The raid and subsequent judicial details appeared in all the New York papers, but I can’t remember ever having read about it, though several of my Long Island acquaintances say they remember the case. One reason that the story may have been muffled is that both Arnold and Jesse Friedman accepted a plea-bargain deal that avoided a public trial where the allegedly abused children would have been called to testify in lurid detail, during a period when aggressively suggestive questioning of children by law-enforcement officers and psychiatrists created a witch-hunting atmosphere and widespread paranoia across the land.

Leaks to the press suggested unusually abusive, seemingly satanic rituals that were not supported by any physical evidence, parental complaints or hospital visits. Still, the groundwork for the case was established earlier, in a postal sting operation that brought to light Arnold Friedman’s trafficking via the mail in international child pornography. The children involved were all boys.
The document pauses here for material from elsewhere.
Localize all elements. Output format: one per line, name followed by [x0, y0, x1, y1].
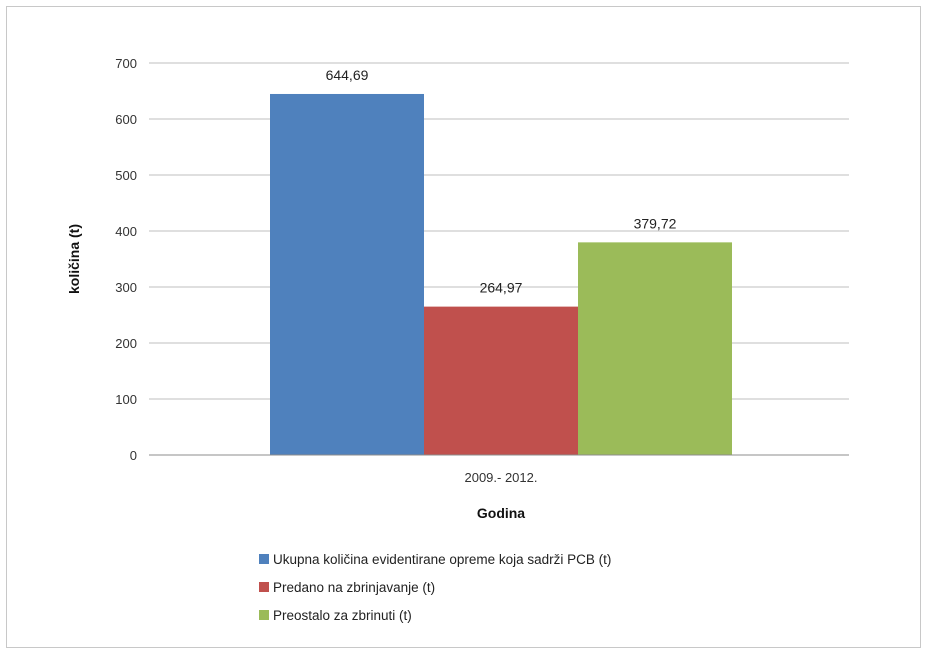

The disintegration of the family followed, with Elaine Friedman, the completely disenchanted wife and mother, turned against her husband and their three sons, who were always much closer to their father than their mother. For her part, Elaine refused to attend either trial, and even said publicly that she didn’t know if either her husband or her youngest son was innocent or guilty of the crimes charged against him.

I gathered from some random comments that the Friedmans weren’t very prominent in this affluent community. Arnold Friedman was a public-school teacher, after all, not a banker or a stockbroker, and his house was very modest by Great Neck standards. Arnold seems to have been bisexual all through his marriage; but he managed to stay in the closet until all hell broke loose, and then he acted as if he were guilty of something, though of what we may never know-Arnold died an apparent suicide while in prison, leaving a $250,000 insurance policy to his son Jesse, who was paroled in 2001.

Elaine remarried, and the other sons went on with their own lives. We are left with the wreckage of a marriage and a family, but it’s not a tragedy, because there is no catharsis and no flaw is ever acknowledged. Still, this film is not to be missed, because it is so painfully and profoundly human.